Gonna go ahead and guess that, if I were to run this list for any point in the last 10 years, Navy slotbacks would make up at least two of the top five.

NCAA Football: Navy at Southern Methodist
Toneo Gulley
Ray Carlin-USA TODAY Sports

Top 10 workhorses

Guys with at least 150 intended touches...

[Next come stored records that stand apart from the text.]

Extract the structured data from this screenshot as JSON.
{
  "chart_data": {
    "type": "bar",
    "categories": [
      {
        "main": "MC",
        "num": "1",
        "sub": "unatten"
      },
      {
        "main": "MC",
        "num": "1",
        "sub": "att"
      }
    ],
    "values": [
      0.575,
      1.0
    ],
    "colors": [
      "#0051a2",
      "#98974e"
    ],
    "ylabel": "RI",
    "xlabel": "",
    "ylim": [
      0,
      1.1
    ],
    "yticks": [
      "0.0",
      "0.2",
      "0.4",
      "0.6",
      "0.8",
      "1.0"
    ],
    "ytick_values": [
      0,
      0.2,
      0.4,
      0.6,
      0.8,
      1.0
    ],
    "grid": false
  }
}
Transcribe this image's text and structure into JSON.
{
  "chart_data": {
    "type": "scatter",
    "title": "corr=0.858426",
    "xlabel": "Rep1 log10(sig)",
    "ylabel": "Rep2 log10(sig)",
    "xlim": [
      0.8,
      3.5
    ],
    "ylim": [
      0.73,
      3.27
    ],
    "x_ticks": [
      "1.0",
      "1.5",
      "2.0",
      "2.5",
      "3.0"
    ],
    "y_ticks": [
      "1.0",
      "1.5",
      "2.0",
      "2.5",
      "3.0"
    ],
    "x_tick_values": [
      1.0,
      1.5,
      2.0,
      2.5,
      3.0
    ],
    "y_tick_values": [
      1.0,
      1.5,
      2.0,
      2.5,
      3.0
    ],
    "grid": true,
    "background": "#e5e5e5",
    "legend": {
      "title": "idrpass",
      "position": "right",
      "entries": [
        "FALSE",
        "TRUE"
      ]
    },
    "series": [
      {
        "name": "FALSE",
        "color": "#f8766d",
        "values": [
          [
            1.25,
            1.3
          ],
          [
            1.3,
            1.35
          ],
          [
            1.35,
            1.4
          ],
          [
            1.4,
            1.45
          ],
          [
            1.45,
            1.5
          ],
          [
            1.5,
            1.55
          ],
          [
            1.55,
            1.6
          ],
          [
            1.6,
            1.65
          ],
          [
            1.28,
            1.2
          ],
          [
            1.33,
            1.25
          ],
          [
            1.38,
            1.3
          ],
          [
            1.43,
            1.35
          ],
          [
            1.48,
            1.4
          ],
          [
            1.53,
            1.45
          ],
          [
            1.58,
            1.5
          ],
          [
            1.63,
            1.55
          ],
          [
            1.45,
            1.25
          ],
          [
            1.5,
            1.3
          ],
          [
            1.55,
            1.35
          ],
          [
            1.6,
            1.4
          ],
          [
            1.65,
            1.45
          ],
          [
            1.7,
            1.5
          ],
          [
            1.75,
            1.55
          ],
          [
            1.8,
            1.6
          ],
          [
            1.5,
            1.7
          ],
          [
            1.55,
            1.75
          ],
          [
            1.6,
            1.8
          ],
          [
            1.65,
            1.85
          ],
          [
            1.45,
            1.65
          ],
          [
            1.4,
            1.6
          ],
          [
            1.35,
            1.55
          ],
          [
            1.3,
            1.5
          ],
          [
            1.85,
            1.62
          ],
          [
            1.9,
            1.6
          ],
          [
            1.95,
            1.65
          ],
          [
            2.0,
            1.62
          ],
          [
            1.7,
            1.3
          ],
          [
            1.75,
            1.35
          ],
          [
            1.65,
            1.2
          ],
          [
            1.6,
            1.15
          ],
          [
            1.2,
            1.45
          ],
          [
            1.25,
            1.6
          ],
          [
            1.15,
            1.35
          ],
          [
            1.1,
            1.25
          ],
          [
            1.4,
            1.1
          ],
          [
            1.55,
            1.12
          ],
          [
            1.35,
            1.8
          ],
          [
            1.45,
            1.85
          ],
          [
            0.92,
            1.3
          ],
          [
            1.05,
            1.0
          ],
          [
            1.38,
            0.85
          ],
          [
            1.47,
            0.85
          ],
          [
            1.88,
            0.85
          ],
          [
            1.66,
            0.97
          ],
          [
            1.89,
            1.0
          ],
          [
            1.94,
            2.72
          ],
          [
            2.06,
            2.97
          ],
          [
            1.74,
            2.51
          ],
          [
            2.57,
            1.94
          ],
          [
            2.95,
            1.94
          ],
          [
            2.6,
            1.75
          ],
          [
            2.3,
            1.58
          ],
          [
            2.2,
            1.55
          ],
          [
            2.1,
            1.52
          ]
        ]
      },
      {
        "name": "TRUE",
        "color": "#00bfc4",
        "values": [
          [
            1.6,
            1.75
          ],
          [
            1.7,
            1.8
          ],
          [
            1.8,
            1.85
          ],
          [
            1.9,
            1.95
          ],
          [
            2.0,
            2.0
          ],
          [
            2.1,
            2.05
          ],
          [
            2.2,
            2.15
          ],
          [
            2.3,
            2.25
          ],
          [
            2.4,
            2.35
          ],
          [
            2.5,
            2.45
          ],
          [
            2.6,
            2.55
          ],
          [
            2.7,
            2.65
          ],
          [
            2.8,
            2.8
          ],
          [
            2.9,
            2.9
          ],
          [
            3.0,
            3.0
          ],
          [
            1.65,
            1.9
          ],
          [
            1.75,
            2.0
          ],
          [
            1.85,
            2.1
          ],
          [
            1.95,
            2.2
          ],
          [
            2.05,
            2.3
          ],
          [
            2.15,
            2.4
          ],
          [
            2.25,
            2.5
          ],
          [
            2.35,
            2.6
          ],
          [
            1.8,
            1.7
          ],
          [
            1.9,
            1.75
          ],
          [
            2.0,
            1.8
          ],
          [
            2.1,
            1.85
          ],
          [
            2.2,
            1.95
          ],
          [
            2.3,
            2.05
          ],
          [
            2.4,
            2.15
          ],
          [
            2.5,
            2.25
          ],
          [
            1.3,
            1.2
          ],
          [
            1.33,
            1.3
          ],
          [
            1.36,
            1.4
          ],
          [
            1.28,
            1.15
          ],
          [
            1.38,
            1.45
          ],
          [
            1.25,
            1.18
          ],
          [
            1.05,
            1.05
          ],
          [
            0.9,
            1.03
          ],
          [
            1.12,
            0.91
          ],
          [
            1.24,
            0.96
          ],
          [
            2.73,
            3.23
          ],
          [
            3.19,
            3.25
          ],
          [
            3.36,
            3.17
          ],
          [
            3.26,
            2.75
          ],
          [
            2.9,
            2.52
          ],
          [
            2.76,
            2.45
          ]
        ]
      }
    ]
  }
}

  1. Rashaad Penny, SDSU (basic-large, 99th percentile)
  2. Aaron Jones, UTEP (basic-large, 98th)
  3. Joe Mixon, Oklahoma (basic-large, 98th)
  4. Teriyon Gipson, New Mexico (runners-small, 97th)
  5. Curtis Samuel, Ohio State (third-down back, 97th)
  6. Anthony Wales, WKU (basic-small, 96th)
  7. Dalvin Cook, Florida State (basic-large, 96th)
  8. Marlon Mack, USF (basic-large, 95th)
  9. Damarea Crockett, Missouri (runners-large, 95th)
  10. Damien Harris, Alabama (basic-large, 95th)
NCAA Football: Texas El Paso at Texas Tech
Aaron Jones
Michael C. Johnson-USA TODAY Sports

And finally...

Top 25 power conference guys

  1. Clinton Lynch, Georgia Tech (100th)
  2. Ty Johnson, Maryland (99th)
  3. Joe Mixon, Oklahoma (98th)
  4. Tony Brooks-James, Oregon (97th)
  5. Curtis Samuel, Ohio State (97th)
  6. Miles Sanders, Penn State (97th)
  7. Dalvin Cook, Florida State (96th)
  8. Damarea Crockett, Missouri (95th)
  9. Kobe McCrary, Minnesota (95th)
  10. Damien Harris, Alabama (95th)
  11. Derrius Guice, LSU (94th)
  12. Joshua Jacobs, Alabama (94th)
  13. Kam Martin, Auburn (94th)
  14. Chris Carson, Oklahoma State (94th)
  15. Kennedy McKoy, WVU (94th)
  16. Stanton Truitt, Auburn (92nd)
  17. John Moten IV, Northwestern (92nd)
  18. Trey Edmunds, Maryland (92nd)
  19. Lorenzo Harrison, Maryland (92nd)
  20. Brandon Radcliff, Louisville (92nd)
  21. Lavon Coleman, Washington (92nd)
  22. Alex Barnes, Kansas State (91st)
  23. Ryan Nall, Oregon State (91st)
  24. Saquon Barkley, Penn State (91st)
  25. Elijah Hood, UNC (90th)

Pointless exercise in list-making? Maybe. Fun all the same? Definitely.